I have been blessed to meet and talk with numerous people with MS. Too many have given up their dreams, goals, and lives to this disease. Some of it was because of the symptoms and realities of the disease. Some of it was because the disease emotionally and mentally stole it. I met a woman who decided against having children because of her MS. She has not had a relapse in nearly a decade. My nurse coordinator gave up cycling months after being diagnosed. She still had the strength and balance to ride. She told me her fear of the disease paralyzed her.
Bow our heads and pray to the lord
Til I die I’m a fuckin’ ball
– Who Gon Stop Me by Kanye West & Jay-Z
Since my diagnosis, I have completed the Contegix investment by our private equity firm. (Small side note – our PE firm was extremely supportive of my decision to become public. I can not rave enough about the team and their character.) I took an 87-mile jaunt through Leadville that was cut short by a torn hamstring (not my MS). I have given a dozen speeches on tech, entrepreneurship, and the future of Saint Louis. I have become scuba certified and completed over a dozen dives. I have logged thousands of miles running. I have made coffee for my wife nearly 1000 times. I have hugged my children too many times to count.
I have bad days. The most common issue is pain, especially something known as the “MS Hug”. I had one a few weeks back on a Sunday. Courtney asked me how my day was as we settled into bed for the night. I shared I had been in pain most of the day. She seemed very surprised and ticked off a list of things I had done that day.
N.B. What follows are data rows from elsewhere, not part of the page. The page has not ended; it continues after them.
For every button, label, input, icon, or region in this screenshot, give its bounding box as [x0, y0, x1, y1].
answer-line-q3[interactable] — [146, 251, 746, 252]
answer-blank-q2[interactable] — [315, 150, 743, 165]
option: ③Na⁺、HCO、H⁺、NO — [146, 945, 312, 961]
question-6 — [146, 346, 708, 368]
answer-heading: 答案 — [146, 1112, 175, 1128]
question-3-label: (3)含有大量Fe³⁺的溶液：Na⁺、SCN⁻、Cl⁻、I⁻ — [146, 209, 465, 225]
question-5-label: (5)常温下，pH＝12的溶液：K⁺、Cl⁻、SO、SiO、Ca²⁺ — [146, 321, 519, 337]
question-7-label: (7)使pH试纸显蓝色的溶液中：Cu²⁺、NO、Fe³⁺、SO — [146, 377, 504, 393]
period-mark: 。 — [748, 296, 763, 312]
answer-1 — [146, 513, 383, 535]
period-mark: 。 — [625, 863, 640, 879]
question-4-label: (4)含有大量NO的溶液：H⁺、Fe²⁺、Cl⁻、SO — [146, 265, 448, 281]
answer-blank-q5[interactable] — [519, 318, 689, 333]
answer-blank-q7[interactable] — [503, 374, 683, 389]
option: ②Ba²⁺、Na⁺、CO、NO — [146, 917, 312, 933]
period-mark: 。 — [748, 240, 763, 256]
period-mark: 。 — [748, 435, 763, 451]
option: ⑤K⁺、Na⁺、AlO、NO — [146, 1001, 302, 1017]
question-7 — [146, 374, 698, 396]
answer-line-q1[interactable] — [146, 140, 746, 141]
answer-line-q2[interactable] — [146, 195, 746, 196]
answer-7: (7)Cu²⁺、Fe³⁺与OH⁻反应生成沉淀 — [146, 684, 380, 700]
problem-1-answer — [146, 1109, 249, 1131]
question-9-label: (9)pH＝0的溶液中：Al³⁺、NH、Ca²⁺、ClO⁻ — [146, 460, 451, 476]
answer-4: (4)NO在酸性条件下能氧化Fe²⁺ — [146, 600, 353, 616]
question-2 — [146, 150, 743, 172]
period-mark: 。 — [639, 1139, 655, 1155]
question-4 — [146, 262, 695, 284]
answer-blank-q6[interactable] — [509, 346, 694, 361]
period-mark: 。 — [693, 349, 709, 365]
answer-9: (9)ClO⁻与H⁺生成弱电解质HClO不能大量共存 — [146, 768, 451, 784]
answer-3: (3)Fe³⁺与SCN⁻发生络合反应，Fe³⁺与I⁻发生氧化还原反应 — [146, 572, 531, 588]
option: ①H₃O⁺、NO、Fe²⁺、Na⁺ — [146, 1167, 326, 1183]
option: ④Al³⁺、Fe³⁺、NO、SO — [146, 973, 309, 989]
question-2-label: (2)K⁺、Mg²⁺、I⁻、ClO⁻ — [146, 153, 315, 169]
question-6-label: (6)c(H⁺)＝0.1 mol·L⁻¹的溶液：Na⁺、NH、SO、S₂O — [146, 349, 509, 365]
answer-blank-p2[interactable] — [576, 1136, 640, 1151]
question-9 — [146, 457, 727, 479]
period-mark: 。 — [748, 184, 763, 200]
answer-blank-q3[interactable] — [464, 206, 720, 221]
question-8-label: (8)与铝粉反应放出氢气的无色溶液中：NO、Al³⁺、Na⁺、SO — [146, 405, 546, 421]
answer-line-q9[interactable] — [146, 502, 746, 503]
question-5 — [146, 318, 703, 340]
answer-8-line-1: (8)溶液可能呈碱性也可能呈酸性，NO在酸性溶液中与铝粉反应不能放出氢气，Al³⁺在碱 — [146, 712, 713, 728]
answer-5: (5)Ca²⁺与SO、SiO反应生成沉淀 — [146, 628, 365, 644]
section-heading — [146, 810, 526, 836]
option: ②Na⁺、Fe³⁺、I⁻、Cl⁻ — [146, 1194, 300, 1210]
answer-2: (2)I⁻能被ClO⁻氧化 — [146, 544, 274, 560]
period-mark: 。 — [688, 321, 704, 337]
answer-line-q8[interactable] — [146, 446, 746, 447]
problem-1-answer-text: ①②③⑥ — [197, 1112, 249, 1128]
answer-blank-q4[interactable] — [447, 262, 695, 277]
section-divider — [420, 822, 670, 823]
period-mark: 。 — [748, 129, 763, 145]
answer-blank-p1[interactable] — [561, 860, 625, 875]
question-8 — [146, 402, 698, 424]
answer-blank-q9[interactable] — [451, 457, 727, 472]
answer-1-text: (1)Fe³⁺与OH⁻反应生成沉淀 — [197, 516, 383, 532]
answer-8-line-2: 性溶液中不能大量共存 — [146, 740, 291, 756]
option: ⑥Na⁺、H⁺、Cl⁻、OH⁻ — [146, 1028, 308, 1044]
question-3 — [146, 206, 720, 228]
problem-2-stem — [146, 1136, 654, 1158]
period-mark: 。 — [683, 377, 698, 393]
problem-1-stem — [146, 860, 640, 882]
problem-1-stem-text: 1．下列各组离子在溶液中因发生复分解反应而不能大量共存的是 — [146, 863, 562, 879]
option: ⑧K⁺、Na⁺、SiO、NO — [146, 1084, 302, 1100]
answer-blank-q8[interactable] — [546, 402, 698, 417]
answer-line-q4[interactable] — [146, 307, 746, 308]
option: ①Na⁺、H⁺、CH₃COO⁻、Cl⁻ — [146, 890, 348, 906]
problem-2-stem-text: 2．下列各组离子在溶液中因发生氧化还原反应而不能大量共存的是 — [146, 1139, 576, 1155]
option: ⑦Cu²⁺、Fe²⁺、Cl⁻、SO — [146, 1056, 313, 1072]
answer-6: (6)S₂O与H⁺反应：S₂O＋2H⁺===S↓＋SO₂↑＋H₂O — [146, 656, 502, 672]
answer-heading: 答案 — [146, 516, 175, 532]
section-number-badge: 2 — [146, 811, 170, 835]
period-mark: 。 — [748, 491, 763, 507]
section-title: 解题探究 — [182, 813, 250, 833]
From picking up donuts for the kids and a sleepover guest to running 15 miles to taking the kids to lunch, I was in pain.
She then asked why I didn’t just relax and take it easy. I told her that I was going to be in pain most of the day regardless of what I did or what happened. That day, like every single day, is a gift. I was not going to waste a gift. Pain was going to be there, and I had enough strength to push.
I strive to live my life with integrity, authenticity, and grit. I am going to continue living my life the same. Every second is a gift to make the world better for myself, my family, my community, and the world. I believe this is only achievable by going after impossible goals and helping others do the same. My MS is merely part my journey.
Thus, I am going to share more in the hope it helps those struggling with achieving their goals, including those with MS. I am going after Leadville Trail 100 in 325 days. I am working on my next venture to fix a century-old problem. I will walk my daughter down the aisle one day in the far-off future. I have huge goals for myself and my family. I am going to set sights on the impossible. Oh, and I have multiple sclerosis.